Porter escaped with just a yellow card after a collision with Brodie Retallick, and flanker Akira Ioane crossed before a Sexton penalty.

Jordan’s score brought the game back to 25-22 and left the All Blacks on the verge of completing a phenomenal comeback to break Irish hearts.

However, the trusty maul took replacement Rob Herring over and with Sexton’s conversion, Ireland deservedly closed out the game and series after outplaying New Zealand in Wellington.

Best Moment – Keenan score catches the eye

Hugo Keenan’s terrific score in the third Test was arguably the most pivotal moment of the series, approaching the 30-minute mark with just two points in it at 5-3.

Mack Hansen’s gorgeous cut-out ball found fellow wing James Lowe whose no-look tip inside found Keenan running on at pace, and he darted into the corner to get Ireland motoring in the series decider.

Six Nations power rankings after the summer Test series

The free-flowing slick move symbolised everything that was so good about Farrell’s well-drilled and brave outfit.

Who put their hand up – Beirne baby Beirne

Tadgh Beirne’s player of the match display in the third Test put Ireland into glorious unchartered waters and befitted a phenomenal series.

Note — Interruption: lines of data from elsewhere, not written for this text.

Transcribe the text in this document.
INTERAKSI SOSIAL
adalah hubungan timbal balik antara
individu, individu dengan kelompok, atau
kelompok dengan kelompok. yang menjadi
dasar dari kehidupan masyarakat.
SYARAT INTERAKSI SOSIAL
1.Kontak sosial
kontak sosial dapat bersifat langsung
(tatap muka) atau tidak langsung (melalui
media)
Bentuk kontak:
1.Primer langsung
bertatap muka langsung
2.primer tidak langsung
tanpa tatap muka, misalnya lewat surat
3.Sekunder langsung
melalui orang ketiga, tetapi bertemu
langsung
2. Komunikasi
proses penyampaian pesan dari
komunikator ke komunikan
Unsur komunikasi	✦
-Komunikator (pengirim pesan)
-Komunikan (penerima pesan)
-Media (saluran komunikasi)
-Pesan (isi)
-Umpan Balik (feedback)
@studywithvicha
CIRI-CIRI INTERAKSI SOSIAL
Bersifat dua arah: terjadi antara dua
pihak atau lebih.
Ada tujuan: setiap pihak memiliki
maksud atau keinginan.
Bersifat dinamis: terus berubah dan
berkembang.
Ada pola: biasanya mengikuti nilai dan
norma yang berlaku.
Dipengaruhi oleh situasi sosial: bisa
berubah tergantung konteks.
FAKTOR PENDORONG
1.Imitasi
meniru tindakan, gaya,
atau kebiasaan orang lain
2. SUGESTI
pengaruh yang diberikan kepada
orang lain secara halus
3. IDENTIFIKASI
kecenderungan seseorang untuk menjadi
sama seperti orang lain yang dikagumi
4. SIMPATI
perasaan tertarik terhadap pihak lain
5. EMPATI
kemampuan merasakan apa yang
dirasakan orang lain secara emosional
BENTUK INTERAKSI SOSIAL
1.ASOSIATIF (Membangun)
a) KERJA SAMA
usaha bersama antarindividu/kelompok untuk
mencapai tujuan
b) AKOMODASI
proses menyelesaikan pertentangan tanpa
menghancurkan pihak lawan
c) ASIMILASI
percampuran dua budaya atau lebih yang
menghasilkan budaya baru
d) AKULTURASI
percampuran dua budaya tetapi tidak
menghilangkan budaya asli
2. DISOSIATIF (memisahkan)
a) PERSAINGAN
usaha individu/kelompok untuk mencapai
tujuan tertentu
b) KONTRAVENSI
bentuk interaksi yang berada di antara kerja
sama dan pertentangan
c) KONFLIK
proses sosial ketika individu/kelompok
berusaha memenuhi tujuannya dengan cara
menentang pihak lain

The Munster lock was a rampaging force throughout with ball in hand and at the breakdown with several priceless turnovers.

Verdict – Ireland must sustain momentum

Quite simply, both sides got what they deserved.

Ireland were worthy series winners, and although it is a triumph for the record books, you fear it may mean little if they can’t carry the momentum into the Autumn Nations Series and 2023 Guinness Six Nations.

That is, of course, without even mentioning the Rugby World Cup next year, which could pit these two sides against each other again after the All Blacks dumped Ireland out in the 2019 quarter-finals.

Farrell’s main long-term aim will be France, but here the world learnt his side must be considered serious contenders for, at the very least, a first semi-final appearance.